Reform moves a step closer for civil cases in Scotland

The newly published Courts Reform Scotland Bill is intended to overhaul the whole system in order to direct proceedings to the most appropriate judge and court and make civil justice quicker and cheaper.

The most direct areas of concern for FNF Scotland are the proposals to develop  'specialisation' among sheriffs. The tradition up to now has been that any sheriff should be able to turn his or her hand to any matter that lay within the jurisdiction of Scottish civil law. Lord Gill, who carried out the original civil justice review, recommended increased specialisation in areas such as personal injury, commercial law - or family law.

In practice the larger courts already do this to some degree but it isn't really practical in the smaller courts. Some of the smaller courts are already marked for closure with their business being moved to bigger courts.

Another significant proposal is the creation of a new category of 'summary sheriffs' who might end up dealing with some contact and residence matters.

Lord Gill's review also highlighted the need for better forms of Alternative Dispute Resolution (ADR) which could easily be relevant to family cases. The most often mentioned form of ADR in family cases is mediation in its various forms but some separated parents have also tried arbitration.

While ADR might not need legislation, FNF Scotland will be pressing for it not to be forgotten in amongst the court reform.


Consultation on civil court reform

Changes to the way civil courts work in Scotland have been announced at the start of a consultation period on proposed legislation

The proposals provide the legal framework for implementing the majority of recommendations of the Scottish Civil Courts Review, led by Lord Gill.

The proposals discuss a redistribution of business from the Court of Session to the sheriff courts, creating a new lower tier of judiciary in the sheriff court called the summary sheriffs with jurisdiction in certain civil cases and summary criminal cases.

Other proposed measures include the creation of a new national sheriff appeal court and a new national specialist personal injury court.

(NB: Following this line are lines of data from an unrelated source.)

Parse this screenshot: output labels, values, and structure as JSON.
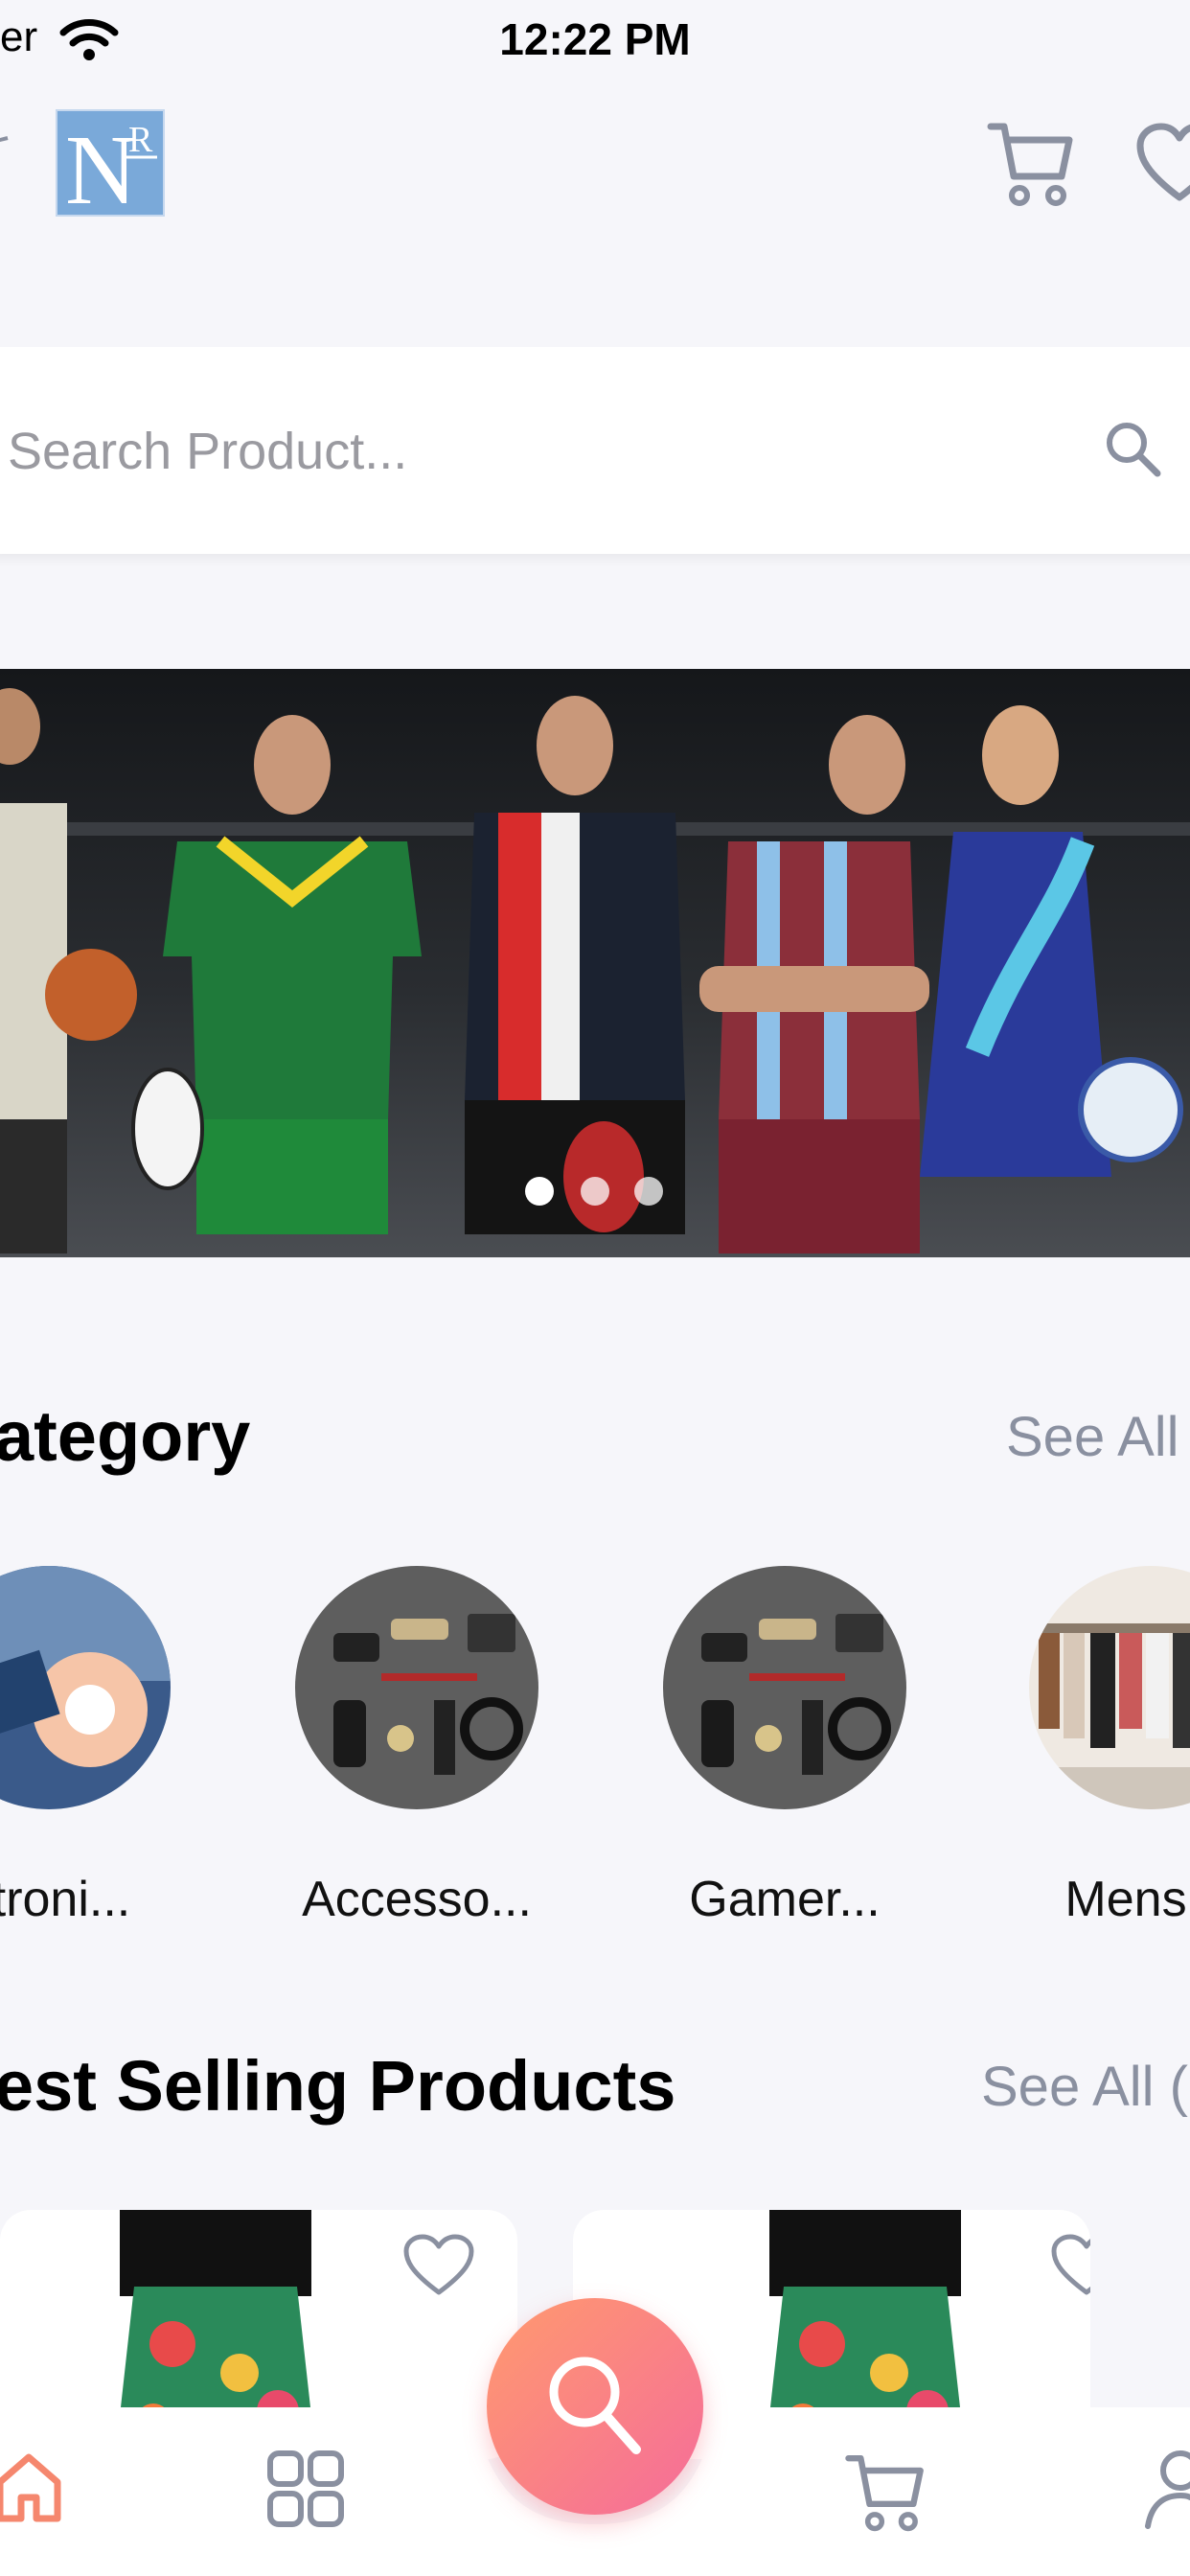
{
  "status_bar": {
    "carrier": "er",
    "time": "12:22 PM"
  },
  "header": {
    "logo_text": "N",
    "logo_superscript": "R"
  },
  "search": {
    "placeholder": "Search Product..."
  },
  "banner": {
    "slide_count": 3,
    "active_slide": 1
  },
  "category_section": {
    "title": "ategory",
    "see_all": "See All",
    "items": [
      {
        "label": "ctroni..."
      },
      {
        "label": "Accesso..."
      },
      {
        "label": "Gamer..."
      },
      {
        "label": "Mens C"
      }
    ]
  },
  "best_selling": {
    "title": "est Selling Products",
    "see_all": "See All ("
  },
  "colors": {
    "accent": "#f56c9a",
    "accent_start": "#ff9a6e",
    "icon_gray": "#8a90a0",
    "active_nav": "#f5876e",
    "logo_bg": "#7aa9d9"
  },
  "bottom_nav": {
    "items": [
      {
        "icon": "home-icon",
        "active": true
      },
      {
        "icon": "grid-icon",
        "active": false
      },
      {
        "icon": "search-icon",
        "active": false
      },
      {
        "icon": "cart-icon",
        "active": false
      },
      {
        "icon": "profile-icon",
        "active": false
      }
    ]
  }
}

FNF Scotland welcomes views from members about these changes, and will respond to the consultation. Our response will include suggestions about the importance of identifying high-conflict cases at an early stage, the need for Sheriffs to have a clear understanding of how such cases can be resolved, and the need to avoid delay in re-establishing contact with children when cases reach court and for contact orders to be enforced effectively.